Your Child Has CPP: Now What?

Awareness is key to supporting your child through CPP. Know what your little one is going through so you can care for them with confidence.

Puberty in a nutshell

CPP explained

Puberty, the physical changes that occur over a few years as children develop sexually into teens and then adults, generally includes breast development and menstruation in girls, growth of the testicles and penis in boys, and hair growth plus an overall growth spurt in both. Puberty’s timing can be impacted by genetics, nutrition, and socioeconomic status. It usually starts between ages 8 and 13 for girls and 9 and 14 for boys. If puberty starts earlier, it’s called ‘precocious puberty,’ the most common type of which is central precocious puberty, or CPP.

CPP by the numbers

CPP is rare, affecting about 1 in 5,000 to 10,000 children. Girls are around 10 times more likely to have CPP than boys. African American girls, in particular, are more likely to have CPP than girls of other races, and girls who are significantly overweight are also more prone. Although it’s unclear why, kids adopted from countries outside the U.S. are 10 to 20 times more likely to develop CPP, as well.

Understanding the science

Puberty starts when the brain begins to release pulses or waves of a hormone called gonadotropin-releasing hormone or GnRH. In response, girls’ ovaries release estrogen, and boys’ testes enlarge and release testosterone. Because bone growth is part of puberty, children with CPP may initially be taller than their friends and classmates, but without CPP treatment, they will stop growing at a younger age and end up shorter as adults. Untreated CPP may also cause psychological and behavioral issues, as developing physically or sexually before peers can be emotionally difficult. Children with CPP who are treated can experience normal development into adulthood.
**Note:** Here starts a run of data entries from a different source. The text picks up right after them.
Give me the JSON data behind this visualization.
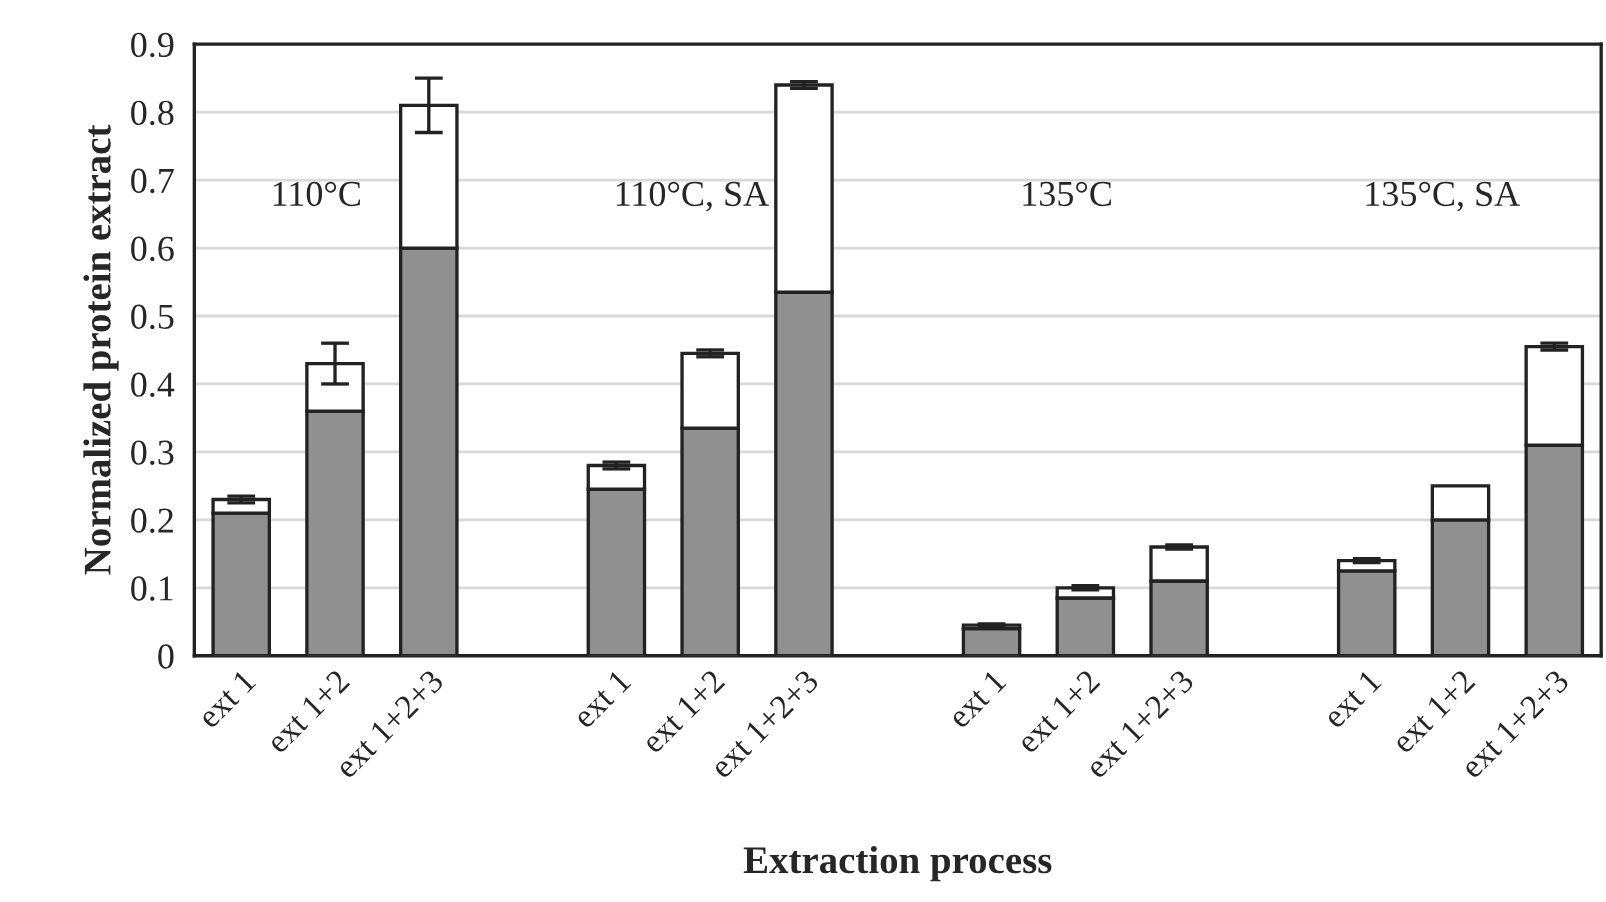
{
  "chart_data": {
    "type": "bar",
    "stacked": true,
    "xlabel": "Extraction process",
    "ylabel": "Normalized protein extract",
    "categories": [
      "ext 1",
      "ext 1+2",
      "ext 1+2+3",
      null,
      "ext 1",
      "ext 1+2",
      "ext 1+2+3",
      null,
      "ext 1",
      "ext 1+2",
      "ext 1+2+3",
      null,
      "ext 1",
      "ext 1+2",
      "ext 1+2+3"
    ],
    "series": [
      {
        "color": "#909090",
        "values": [
          0.21,
          0.36,
          0.6,
          null,
          0.245,
          0.335,
          0.535,
          null,
          0.04,
          0.085,
          0.11,
          null,
          0.125,
          0.2,
          0.31
        ]
      },
      {
        "color": "#ffffff",
        "values": [
          0.02,
          0.07,
          0.21,
          null,
          0.035,
          0.11,
          0.305,
          null,
          0.005,
          0.015,
          0.05,
          null,
          0.015,
          0.05,
          0.145
        ],
        "errors": [
          0.005,
          0.03,
          0.04,
          null,
          0.005,
          0.005,
          0.005,
          null,
          0.002,
          0.003,
          0.003,
          null,
          0.003,
          null,
          0.005
        ]
      }
    ],
    "annotations": [
      "110°C",
      "110°C, SA",
      "135°C",
      "135°C, SA"
    ],
    "ylim": [
      0,
      0.9
    ],
    "yticks": [
      0,
      0.1,
      0.2,
      0.3,
      0.4,
      0.5,
      0.6,
      0.7,
      0.8,
      0.9
    ],
    "grid": "y",
    "legend": false
  }
}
Girls should experience normal periods, and there should be no impact on their ability to become pregnant as adults.

How is CPP diagnosed?

Once your child has been referred to a pediatric endocrinologist, here’s what to expect:

Medical history report and physical examination

Your doctor will capture a robust medical history report (for your child and your whole family), followed by a full physical including an examination of your child’s private areas to check for common signs of CPP. While this last part may seem uncomfortable, it is important for accurate diagnosis.
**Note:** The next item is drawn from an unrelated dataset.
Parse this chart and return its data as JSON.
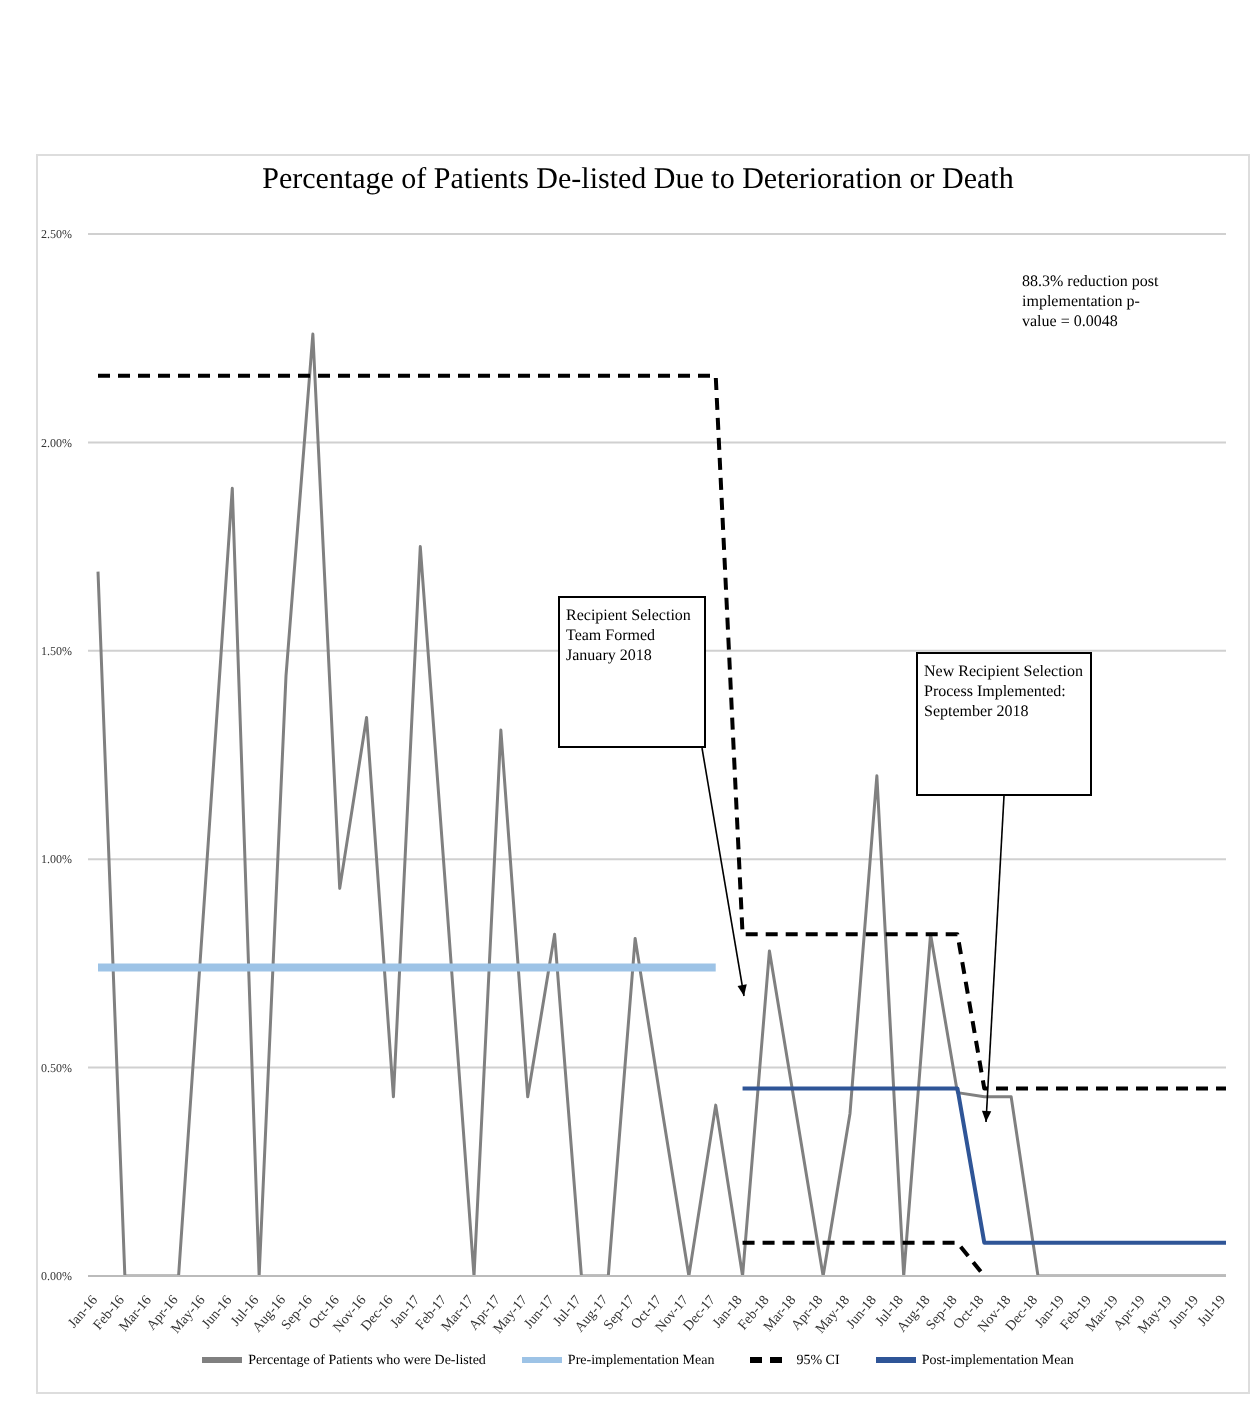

Bone age test and blood test

Your doctor will take an x-ray of your child’s hand to determine bone age. They will then compare these results to standardized bone age charts to determine if your child’s bones are growing too quickly. Blood samples will also be taken to measure various hormones in your child’s bloodstream.

Gonadotropin-releasing hormone (GnRH) agonist stimulation test

During this test, GnRH is administered into the body via an IV. After about 40 minutes, the nurse will draw your child’s blood to determine if they have a pubertal response to the hormone. 

Pelvic and adrenal ultrasound and MRI or CT can

An ultrasound examines the development of adrenal glands and ovaries or testicles, while an MRI or CT scan determines whether brain abnormalities might be the cause of early puberty.

CPP is treatable

Soon after you start treatment, your kid can get right back to being a kid.

How do you treat CPP?

The good news about CPP is that it’s treatable and it’s not a lifelong condition. Treatments for CPP block the waves of GnRH hormones that trigger puberty until your child reaches an age where it is appropriate for puberty to proceed.

What are my options?

Treatment options for CPP vary in dosing schedule and administration: medicine can be injected just below the skin or directly into the muscle; or treatment can be surgically implanted. You and your pediatric endocrinologist can decide on the best treatment plan for your family.

Treating CPP

It’s important to know that your child’s puberty symptoms may continue to progress for a short time – usually around three weeks – at the start of treatment. After that, though, symptoms should start to improve and your kid can go back to simply being a kid!